Rientriamo in post-tema per spiegare la prima parte del titolo: L’EFFETTO USCIO!

Avete mai sperimentato l’effetto uscio? Mi spiego! Per effetto uscio intendo quella strana condizione di chi, dopo una lunga giornata di lavoro che non gli ha permesso neanche una sosta per andare al bagno, si trova finalmente davanti alla porta di casa e non ce la fa proprio più, gli scappa talmente tanto che appena entra deve correre per non farsela addosso. Ciò che non è stato un problema per ore diventa insostenibile ad un passo da casa perché la tensione accumulata durante il giorno si allenta e non sei più in grado di resistere o controllare neanche i più elementari bisogni. Chiaramente non so se scientificamente esista un “effetto uscio”, diciamo che l’esperienza empirica nel mio caso dice di si. Sta di fatto che nel 2011 quando in televisione Monti e la Fornero annunciarono una finanziaria lacrime e sangue, condita dalla famigerata riforma delle pensioni omonima, molti lavoratori italiani arrivati sull’uscio del pensionamento scoprirono di non avere più le chiavi di casa e se la dovettero fare letteralmente nei pantaloni! Per il loro bene e senza avvertire, qualche protettore dell’umanità ispirato da principi superiori, aveva ben pensato di cambiare la serratura (a nostre spese), perché altrimenti le 10 piaghe d’Egitto si sarebbero abbattute sulla povera Italia. Sti signori non conoscevano certo la bellissima poesia LA MIA ANIMA HA FRETTA di Mario de ANDRADE! Se non la conoscete vi consiglio di leggerla perché ci fa percepire benissimo l’enormità del dramma con cui vengono gestite le nostre vite da un sistema sociale ed economico totalmente sbagliato. Ogni secondo di vita è una stilla più preziosa e lucente di qualsiasi tesoro presente nel mondo, quindi di che cosa parlano quelli che imputano al debito e agli sprechi ogni male? L’unico male che conta è quello che ci impedisce di gestire al meglio la vita che ci è stata donata, come espresso magistralmente nella Costituzione quando si afferma: E` compito della Repubblica rimuovere gli ostacoli di ordine economico e sociale, che, limitando di fatto la libertà e l’eguaglianza dei cittadini, impediscono il pieno sviluppo della persona umana e l’effettiva partecipazione di tutti i lavoratori all’organizzazione politica, economica e sociale del Paese.” (articolo 3).

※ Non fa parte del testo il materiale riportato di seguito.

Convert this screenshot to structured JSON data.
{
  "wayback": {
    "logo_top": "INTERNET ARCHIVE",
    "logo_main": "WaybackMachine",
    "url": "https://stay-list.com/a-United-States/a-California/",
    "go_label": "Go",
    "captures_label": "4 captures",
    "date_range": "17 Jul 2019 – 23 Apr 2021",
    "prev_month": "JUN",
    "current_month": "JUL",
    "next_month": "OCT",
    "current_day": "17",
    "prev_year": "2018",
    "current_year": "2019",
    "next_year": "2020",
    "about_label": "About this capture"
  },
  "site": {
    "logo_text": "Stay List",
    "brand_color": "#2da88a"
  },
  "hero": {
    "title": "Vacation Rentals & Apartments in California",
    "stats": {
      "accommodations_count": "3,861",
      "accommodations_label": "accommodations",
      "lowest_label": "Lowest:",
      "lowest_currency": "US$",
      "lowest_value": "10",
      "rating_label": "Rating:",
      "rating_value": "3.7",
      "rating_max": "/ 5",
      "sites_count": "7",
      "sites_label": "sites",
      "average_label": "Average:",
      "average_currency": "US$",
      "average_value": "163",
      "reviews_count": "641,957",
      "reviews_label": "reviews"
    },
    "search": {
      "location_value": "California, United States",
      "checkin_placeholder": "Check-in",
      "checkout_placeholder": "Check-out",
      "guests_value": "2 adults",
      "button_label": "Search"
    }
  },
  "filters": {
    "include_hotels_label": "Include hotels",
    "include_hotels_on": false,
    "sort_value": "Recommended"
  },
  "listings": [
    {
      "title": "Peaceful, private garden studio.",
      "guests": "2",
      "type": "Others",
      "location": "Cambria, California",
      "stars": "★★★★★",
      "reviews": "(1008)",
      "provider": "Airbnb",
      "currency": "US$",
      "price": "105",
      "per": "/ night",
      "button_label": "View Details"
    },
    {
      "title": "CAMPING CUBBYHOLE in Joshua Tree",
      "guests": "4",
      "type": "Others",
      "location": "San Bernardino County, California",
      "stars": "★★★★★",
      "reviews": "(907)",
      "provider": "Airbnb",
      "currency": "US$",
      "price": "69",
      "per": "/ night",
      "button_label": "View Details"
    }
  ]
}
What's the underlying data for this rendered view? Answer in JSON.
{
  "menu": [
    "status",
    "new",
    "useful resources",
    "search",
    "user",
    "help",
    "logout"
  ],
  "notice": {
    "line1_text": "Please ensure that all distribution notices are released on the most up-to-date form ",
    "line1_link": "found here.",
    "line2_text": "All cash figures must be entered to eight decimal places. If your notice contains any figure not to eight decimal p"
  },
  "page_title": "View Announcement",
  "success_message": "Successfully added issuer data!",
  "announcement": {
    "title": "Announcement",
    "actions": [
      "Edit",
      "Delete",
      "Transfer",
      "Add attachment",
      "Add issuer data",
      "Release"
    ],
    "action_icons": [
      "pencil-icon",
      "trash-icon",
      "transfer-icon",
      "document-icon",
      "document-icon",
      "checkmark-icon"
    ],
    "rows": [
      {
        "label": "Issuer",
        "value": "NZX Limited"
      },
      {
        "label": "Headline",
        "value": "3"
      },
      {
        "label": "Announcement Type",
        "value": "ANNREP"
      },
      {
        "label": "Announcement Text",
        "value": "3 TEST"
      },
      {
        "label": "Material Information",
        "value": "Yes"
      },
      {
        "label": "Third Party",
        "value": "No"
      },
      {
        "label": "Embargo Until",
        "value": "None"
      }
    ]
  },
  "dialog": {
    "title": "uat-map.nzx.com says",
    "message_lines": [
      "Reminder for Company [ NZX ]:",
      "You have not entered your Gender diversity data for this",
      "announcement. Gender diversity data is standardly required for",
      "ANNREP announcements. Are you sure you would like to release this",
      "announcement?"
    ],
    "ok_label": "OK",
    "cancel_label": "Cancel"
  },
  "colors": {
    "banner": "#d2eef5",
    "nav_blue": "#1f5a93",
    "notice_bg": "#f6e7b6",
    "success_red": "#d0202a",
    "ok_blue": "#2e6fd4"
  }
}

Confrontatelo con quelli che affermano: “Non ce lo possiamo permettere, non ci sono i soldi, abbiamo vissuto al di sopra delle nostre possibilità, non abbiamo saputo utilizzare al meglio il dividendo dell’euro, servono le RIFORME, le RIFORME, le RIFORMEEEEEEEEEEEEEE!!!!!!!!”

Uguale uguale a sopra vero?
Ma ritorniamo a quello che accadde… migliaia di persone dopo anni di fatica e tensione accumulata sul lavoro videro negati i più elementari bisogni, quelli relativi al diritto di gestire il proprio tempo e la propria vita, sacrificati entrambi in nome di principi contabili non meglio definiti. E come conseguenza di scelte economiche sbagliate il paese subì una pesante recessione (ben 12 trimestri consecutivi) e il rapporto deficit/pil superò abbondantemente il 130%, la disoccupazione esplose andando oltre il 12%! Ma i costi sociali ed economici di queste scelte non sembrano interessare più di tanto i critici “a prescindere” delle scelte economiche di questo governo. Perché se non sono disastri i numeri realizzati dai governi precedenti, che hanno sempre seguito le indicazioni proveniente dall’Europa con piccoli aggiustamenti (concessioni le chiamano), che cosa dovremmo aspettarci secondo i tanti catastrofisti che appaiono in continuazione sui media nostrani?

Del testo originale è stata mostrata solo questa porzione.